- Joined
- Oct 6, 2008
- Messages
- 854
- Reaction score
- 4
NO, that is the wrong outlook.
It is more within our power to fix Earth than it is to make Mars a planet that can support life. We can't even fix Detroit and you want us to engineer a planet from a barren wasteland with no breathable oxygen or drinkable water.
If you want to fix Earth and then look for other options, I'm game.
This leaving Earth and making pretend we have back up options out there is just a tremendously irresponsible, selfish, and short term view.
You make it sound like humanity is incapable of taking on more than one thing at a time. What do you do for a living? I hope you're some sort of clean energy engineer.

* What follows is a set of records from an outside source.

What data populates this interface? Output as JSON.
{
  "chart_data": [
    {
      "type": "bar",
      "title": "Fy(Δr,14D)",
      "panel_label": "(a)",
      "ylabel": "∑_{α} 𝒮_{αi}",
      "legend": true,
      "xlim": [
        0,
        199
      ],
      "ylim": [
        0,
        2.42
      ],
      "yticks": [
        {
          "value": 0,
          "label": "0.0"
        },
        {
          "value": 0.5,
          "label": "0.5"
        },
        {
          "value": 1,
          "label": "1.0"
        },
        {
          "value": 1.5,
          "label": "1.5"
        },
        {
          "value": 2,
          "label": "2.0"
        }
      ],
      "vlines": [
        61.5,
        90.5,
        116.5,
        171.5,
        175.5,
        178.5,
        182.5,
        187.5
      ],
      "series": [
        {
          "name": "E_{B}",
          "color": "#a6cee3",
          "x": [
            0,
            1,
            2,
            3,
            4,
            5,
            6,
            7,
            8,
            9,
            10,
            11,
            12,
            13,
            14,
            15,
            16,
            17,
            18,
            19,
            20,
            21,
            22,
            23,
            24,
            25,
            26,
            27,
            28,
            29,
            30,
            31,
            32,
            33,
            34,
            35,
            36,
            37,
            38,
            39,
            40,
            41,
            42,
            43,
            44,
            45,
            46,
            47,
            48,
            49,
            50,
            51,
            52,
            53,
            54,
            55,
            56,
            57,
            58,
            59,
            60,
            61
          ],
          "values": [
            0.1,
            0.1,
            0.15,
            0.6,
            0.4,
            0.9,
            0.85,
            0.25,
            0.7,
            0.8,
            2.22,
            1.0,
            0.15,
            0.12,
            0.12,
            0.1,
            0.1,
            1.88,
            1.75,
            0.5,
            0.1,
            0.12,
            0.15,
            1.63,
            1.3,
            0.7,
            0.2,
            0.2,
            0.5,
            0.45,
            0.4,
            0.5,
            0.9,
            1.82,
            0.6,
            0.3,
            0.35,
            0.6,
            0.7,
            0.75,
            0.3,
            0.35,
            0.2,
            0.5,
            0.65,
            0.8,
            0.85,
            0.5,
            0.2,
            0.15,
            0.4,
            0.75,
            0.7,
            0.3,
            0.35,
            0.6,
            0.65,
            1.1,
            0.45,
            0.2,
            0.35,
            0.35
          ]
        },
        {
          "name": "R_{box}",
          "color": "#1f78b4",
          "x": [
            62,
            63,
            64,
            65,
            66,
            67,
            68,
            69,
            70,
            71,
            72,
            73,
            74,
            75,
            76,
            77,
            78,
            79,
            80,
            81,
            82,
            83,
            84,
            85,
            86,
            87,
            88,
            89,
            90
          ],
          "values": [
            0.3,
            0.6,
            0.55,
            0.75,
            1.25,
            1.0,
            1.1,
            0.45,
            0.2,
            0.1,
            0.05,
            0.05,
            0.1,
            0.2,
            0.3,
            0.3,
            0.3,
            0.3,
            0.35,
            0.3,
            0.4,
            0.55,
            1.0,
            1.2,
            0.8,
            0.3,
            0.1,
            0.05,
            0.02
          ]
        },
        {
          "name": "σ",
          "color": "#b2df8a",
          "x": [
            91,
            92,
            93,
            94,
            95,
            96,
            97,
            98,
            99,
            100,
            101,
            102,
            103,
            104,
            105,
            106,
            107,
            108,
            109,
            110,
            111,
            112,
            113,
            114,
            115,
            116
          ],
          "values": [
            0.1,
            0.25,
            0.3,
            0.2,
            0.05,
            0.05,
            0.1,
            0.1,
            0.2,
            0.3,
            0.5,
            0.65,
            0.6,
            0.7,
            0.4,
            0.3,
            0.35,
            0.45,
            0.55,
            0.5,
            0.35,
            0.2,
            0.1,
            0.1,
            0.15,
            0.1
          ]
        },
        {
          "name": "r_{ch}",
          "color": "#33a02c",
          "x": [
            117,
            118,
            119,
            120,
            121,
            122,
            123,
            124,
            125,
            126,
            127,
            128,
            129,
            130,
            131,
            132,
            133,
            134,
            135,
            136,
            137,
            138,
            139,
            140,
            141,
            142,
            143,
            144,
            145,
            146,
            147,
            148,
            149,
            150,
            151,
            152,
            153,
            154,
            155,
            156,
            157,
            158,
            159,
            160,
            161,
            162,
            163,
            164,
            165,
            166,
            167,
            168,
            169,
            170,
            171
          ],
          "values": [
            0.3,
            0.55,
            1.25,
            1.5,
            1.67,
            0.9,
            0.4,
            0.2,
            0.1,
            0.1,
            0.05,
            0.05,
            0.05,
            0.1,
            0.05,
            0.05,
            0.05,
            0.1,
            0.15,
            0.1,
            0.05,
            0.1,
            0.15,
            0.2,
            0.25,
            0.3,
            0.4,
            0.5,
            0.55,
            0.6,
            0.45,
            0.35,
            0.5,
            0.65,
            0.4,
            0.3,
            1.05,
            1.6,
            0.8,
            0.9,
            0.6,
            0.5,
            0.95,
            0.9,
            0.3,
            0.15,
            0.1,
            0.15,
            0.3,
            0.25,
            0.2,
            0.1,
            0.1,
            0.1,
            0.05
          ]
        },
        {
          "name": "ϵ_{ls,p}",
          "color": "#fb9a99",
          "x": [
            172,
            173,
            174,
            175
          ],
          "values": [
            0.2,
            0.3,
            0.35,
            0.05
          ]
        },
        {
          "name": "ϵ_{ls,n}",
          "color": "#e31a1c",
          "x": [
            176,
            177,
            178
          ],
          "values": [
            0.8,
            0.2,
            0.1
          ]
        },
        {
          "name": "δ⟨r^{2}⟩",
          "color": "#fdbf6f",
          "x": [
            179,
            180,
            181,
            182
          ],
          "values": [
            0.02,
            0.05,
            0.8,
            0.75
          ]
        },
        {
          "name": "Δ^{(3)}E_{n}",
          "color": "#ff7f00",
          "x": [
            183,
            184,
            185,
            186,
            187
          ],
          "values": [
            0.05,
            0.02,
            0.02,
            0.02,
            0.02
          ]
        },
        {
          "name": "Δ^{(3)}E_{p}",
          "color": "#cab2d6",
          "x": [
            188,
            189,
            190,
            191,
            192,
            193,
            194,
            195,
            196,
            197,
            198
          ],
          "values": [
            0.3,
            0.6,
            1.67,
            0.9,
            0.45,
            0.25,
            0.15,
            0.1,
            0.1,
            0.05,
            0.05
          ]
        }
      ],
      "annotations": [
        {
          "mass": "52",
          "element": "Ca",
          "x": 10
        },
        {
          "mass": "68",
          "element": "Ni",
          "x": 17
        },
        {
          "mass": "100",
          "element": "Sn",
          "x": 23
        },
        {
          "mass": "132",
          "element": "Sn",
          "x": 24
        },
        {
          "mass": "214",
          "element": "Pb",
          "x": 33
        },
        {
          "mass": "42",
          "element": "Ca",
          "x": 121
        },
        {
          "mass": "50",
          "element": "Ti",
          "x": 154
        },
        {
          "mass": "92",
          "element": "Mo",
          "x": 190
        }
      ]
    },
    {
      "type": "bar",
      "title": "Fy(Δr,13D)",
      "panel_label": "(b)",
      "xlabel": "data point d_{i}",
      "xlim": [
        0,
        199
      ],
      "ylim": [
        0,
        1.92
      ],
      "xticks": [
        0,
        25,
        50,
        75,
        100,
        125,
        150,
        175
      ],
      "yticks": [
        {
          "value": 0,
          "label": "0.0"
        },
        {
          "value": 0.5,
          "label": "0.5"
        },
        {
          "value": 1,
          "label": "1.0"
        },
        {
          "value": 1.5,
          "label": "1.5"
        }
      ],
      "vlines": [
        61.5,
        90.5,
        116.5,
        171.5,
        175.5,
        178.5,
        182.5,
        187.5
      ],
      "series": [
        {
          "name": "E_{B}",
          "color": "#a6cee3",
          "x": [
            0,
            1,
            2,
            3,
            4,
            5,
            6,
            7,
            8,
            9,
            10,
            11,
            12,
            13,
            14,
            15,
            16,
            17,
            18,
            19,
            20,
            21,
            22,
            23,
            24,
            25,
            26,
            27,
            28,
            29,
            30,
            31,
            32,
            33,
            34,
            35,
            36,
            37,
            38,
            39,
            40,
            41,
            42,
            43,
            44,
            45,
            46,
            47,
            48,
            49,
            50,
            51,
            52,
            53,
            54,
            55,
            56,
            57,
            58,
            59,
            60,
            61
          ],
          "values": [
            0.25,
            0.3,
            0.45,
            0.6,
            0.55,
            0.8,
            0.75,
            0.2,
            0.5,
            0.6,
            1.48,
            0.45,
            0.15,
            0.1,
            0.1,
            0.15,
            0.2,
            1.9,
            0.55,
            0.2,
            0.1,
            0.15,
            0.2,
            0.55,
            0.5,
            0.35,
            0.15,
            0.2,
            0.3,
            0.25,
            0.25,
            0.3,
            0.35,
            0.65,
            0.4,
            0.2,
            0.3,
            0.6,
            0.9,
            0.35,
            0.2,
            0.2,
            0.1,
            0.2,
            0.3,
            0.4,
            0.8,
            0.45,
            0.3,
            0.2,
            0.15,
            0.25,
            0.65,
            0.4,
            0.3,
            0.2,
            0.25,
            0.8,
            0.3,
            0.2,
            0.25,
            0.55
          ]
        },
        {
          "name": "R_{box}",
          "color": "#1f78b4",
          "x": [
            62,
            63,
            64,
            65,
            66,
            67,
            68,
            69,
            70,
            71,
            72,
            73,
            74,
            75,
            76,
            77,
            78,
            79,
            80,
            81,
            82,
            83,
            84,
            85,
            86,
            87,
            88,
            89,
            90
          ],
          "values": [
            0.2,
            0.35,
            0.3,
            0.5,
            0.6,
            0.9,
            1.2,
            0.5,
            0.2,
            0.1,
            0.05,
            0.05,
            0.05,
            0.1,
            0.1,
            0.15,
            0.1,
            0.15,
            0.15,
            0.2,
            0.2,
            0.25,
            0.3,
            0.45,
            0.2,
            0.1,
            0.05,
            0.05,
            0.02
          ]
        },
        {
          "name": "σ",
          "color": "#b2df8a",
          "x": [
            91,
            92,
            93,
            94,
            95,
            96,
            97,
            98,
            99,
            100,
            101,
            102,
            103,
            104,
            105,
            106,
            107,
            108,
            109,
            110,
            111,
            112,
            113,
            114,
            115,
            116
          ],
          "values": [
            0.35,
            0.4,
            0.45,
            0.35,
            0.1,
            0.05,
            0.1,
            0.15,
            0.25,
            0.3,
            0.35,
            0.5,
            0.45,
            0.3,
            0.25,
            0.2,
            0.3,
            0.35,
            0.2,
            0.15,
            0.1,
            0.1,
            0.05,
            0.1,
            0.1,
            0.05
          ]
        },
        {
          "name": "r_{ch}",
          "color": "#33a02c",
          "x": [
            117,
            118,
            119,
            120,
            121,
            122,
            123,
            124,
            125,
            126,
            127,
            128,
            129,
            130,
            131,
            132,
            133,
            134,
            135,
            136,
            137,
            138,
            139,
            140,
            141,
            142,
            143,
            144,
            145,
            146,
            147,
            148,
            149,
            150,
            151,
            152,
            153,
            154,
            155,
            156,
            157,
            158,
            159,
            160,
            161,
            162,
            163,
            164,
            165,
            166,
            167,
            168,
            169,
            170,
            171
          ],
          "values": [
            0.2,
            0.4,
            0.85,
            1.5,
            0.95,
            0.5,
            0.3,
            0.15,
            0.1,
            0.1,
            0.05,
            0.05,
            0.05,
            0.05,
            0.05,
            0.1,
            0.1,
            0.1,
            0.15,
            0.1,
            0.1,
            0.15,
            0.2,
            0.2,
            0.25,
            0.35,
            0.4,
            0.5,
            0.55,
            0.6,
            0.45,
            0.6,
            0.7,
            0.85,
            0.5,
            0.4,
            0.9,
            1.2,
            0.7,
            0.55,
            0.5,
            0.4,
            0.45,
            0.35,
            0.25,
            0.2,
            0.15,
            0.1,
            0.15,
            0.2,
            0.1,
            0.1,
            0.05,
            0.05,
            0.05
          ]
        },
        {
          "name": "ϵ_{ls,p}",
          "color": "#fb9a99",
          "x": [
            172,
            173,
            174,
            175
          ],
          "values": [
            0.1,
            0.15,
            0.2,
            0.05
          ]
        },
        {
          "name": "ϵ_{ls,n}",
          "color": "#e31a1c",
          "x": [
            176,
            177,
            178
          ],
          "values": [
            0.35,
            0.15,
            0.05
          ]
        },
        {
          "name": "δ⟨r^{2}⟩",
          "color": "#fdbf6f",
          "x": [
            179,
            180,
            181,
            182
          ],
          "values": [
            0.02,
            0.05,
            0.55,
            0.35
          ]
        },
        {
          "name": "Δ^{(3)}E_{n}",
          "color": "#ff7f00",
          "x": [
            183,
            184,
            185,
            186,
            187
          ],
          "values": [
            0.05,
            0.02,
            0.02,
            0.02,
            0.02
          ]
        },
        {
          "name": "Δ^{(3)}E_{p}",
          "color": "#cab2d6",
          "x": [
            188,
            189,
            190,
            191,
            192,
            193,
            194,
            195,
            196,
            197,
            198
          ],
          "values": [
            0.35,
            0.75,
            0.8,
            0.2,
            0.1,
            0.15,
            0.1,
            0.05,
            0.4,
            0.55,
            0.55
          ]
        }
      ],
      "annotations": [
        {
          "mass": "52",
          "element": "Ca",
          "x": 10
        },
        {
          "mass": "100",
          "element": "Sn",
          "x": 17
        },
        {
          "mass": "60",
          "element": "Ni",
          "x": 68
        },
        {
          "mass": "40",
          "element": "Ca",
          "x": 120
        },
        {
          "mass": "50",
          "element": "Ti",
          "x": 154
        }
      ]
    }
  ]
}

We've located Earth-like planets billions of miles away, but we have no evidence to confirm whether or not they're capable of supporting human life, or if they even have water or atmospheres. We've located planets like ours nears stars like ours at similar distances from those stars, but again we have no evidence to support whether or not they're capable of supporting life and they're well beyond our range.
At this point in time, humans traveling to and landing on Mars is just a theory, let alone some other planet light years away.
We have no ability or technology to terraform Earth, let alone a planet that is millions and billions of miles away. It's a fantasy at this point
If we can't terraform Earth while we're already here we're not going to be able to terraform an alien planet billions of miles away.
Do you think it's possible that travelling to Mars, even if we don't make it livable except within man-made structures, will improve our space travel technology and knowledge to begin travelling deeper into our solar system, and eventually out of it? It seems to me like we will never have the abilities to travel deep into space until we begin doing so, and Mars is obviously our best first option.